One of the features that saw quite a bit of pimping in the 1.4 series is the new Collection Scanner. For the new scanner we had the following goals:
Support for more media formats. This has been achieved by bundling custom TagLib plugins with amaroK. New supported formats include AAC (MP4) and WMA.
Crash proof. This is a really important aspect, which originally led to the redesign of the scanner code. With the old scanner design, a crash in TagLib would automatically mean that amaroK crashed completely. This could be very frustrating for the user, since effectly amaroK could crash right on first startup, and the user would be unable to ever locate or fix the issue by himself.
TagLib is fairly stable, but with ever growing media collections, the probability of hitting a "bad" file rises proportionally. This is especially true for our new custom TagLib plugins, which are not yet well tested.
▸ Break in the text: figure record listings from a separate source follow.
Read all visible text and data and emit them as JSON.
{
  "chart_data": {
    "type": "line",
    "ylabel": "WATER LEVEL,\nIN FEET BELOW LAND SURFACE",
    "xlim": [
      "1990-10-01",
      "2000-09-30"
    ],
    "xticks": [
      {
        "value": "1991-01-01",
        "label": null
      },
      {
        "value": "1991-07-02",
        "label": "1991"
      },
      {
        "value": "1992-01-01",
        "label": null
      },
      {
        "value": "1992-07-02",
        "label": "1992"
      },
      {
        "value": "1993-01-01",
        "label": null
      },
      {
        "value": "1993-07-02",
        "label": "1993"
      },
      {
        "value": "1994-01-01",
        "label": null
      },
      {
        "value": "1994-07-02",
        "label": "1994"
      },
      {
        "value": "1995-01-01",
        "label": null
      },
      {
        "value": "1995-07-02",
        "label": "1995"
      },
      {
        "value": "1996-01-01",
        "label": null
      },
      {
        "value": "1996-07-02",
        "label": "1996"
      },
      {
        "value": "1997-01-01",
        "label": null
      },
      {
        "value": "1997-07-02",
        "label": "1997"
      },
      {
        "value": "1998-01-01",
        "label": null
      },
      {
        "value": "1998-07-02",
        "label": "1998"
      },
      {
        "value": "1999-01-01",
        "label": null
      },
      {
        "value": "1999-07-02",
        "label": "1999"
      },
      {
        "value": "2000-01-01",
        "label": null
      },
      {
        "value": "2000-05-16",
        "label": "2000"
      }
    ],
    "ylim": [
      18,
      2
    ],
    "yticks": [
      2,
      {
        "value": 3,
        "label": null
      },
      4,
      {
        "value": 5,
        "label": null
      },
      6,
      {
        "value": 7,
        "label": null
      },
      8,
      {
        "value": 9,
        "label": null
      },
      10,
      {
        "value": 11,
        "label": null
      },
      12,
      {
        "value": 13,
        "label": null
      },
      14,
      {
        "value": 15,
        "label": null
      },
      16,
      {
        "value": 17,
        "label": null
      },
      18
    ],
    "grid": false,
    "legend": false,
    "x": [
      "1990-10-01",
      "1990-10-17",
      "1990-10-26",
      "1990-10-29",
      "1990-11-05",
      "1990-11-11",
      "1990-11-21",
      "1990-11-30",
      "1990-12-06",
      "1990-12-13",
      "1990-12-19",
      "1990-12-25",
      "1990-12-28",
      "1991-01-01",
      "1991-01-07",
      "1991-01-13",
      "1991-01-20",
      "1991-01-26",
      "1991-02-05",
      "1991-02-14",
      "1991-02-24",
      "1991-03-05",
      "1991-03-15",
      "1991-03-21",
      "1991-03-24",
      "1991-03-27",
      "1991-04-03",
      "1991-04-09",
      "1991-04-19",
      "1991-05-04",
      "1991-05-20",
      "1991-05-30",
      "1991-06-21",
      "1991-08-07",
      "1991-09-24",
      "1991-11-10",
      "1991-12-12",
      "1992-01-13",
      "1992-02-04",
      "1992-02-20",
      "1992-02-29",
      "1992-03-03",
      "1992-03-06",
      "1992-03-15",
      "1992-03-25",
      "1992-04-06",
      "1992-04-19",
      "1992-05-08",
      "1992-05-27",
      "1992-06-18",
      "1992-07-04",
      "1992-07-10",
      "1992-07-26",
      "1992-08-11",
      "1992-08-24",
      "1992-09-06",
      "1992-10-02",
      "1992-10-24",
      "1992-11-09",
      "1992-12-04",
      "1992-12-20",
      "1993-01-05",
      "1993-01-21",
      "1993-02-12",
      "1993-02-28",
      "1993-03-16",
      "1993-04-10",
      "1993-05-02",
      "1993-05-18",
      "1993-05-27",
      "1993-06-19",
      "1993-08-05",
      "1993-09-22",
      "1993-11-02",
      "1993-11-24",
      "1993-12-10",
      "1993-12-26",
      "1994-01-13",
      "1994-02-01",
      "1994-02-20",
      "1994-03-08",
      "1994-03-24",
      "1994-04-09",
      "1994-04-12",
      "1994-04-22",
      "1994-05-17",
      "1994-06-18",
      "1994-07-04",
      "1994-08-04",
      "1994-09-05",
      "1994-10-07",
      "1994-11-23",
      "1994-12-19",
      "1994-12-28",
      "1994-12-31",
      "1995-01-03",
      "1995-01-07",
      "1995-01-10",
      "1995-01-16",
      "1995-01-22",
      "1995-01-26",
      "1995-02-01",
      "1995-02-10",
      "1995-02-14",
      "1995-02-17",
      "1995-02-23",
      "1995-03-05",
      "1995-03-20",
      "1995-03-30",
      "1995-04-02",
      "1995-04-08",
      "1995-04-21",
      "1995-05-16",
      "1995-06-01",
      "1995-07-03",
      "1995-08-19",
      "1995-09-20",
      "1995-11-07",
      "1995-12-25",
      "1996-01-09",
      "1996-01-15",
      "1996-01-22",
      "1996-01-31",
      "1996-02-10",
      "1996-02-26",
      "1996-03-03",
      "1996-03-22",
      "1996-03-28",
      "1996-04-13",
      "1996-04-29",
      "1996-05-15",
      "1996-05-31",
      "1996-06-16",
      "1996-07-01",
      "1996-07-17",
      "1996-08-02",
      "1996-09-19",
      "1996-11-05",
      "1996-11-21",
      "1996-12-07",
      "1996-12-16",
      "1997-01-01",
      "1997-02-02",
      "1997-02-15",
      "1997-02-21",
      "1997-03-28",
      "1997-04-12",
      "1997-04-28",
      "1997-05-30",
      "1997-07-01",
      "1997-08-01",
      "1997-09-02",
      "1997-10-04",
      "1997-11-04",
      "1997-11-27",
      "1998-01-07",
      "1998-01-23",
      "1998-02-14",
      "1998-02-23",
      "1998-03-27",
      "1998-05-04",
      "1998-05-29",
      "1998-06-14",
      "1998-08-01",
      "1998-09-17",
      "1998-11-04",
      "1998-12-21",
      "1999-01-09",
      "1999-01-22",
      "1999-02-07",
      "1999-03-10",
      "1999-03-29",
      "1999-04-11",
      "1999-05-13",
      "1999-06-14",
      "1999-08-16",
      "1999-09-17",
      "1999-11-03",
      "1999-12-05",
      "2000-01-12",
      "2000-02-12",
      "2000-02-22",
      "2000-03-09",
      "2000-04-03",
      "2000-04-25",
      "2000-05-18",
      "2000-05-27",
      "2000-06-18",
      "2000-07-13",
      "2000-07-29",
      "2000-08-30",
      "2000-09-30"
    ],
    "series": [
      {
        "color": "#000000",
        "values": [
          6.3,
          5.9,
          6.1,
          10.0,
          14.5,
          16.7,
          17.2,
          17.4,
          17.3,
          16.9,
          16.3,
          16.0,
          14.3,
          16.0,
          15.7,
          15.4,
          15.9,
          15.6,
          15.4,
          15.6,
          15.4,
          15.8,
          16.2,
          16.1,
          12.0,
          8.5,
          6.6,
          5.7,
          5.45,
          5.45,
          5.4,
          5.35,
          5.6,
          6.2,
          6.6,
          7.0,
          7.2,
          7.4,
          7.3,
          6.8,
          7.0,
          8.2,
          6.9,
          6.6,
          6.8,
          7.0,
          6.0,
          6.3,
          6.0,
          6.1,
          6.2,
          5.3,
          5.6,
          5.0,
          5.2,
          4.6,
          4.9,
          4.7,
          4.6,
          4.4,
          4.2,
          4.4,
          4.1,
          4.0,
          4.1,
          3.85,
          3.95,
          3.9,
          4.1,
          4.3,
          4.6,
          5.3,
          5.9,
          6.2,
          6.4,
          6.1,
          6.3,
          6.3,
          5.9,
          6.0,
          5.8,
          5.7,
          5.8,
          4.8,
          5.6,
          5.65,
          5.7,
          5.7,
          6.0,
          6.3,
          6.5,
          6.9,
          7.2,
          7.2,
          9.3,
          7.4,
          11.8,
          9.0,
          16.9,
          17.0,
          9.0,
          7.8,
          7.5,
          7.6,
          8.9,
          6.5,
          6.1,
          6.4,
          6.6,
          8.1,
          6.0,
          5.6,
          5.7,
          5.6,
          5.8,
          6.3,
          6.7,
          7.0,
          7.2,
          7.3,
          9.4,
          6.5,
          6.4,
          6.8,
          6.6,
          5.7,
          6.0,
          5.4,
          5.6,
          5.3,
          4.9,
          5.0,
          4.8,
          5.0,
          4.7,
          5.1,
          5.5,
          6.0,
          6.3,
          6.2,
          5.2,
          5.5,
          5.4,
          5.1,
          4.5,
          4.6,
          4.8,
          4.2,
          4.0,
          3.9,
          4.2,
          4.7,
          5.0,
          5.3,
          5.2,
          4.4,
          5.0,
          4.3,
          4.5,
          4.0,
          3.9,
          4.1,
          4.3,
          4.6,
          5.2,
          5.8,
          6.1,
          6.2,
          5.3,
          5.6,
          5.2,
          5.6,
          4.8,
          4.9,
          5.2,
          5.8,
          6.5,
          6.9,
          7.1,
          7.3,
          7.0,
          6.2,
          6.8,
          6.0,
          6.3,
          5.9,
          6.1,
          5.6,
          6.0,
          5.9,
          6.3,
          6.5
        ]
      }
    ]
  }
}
No compromises with performance. amaroK's scanner has always been exceptionally fast (a lot of credit has to go to TagLib here, the fastest tagging library available), and this performance should not be hampered.
Now, we've reached all of these goals

"Everything should be made as simple as possible, but not simpler". Well, this problem required quite a bit of complexity, but I think it was worth it. The new scanner has been implemented in two parts: The core of the scanner, "CollectionScanner", has been splitted off into a separate application. This application takes a list of folders, reads the tags of all files (using TagLib), and sends this information in an XML format to the amaroK process. Part two of the scanner, the "ScanController", is a separate thread in amaroK which receives, parses (SAX2 parser) and stores (in the database) this information from the CollectionScanner. The controller also invokes and monitors the CollectionScanner application.
With this design, we can do some very nice tricks behind the scenes. What happens when the CollectionScanner process crashes? The Controller immediately notices the crash, remembers the "bad" file that caused the crash, and silently restarts the scanner process just where it left off before the crash. Except that this time around we skip the "bad" file. All this is completely transparent to the user - you'll never see that the scanner process has had any problems, amaroK just continues scanning!
When the scan has finished, amaroK shows a "Scan Report" dialog, informing the user which files had to be skipped. And all is well - No crash, no cry.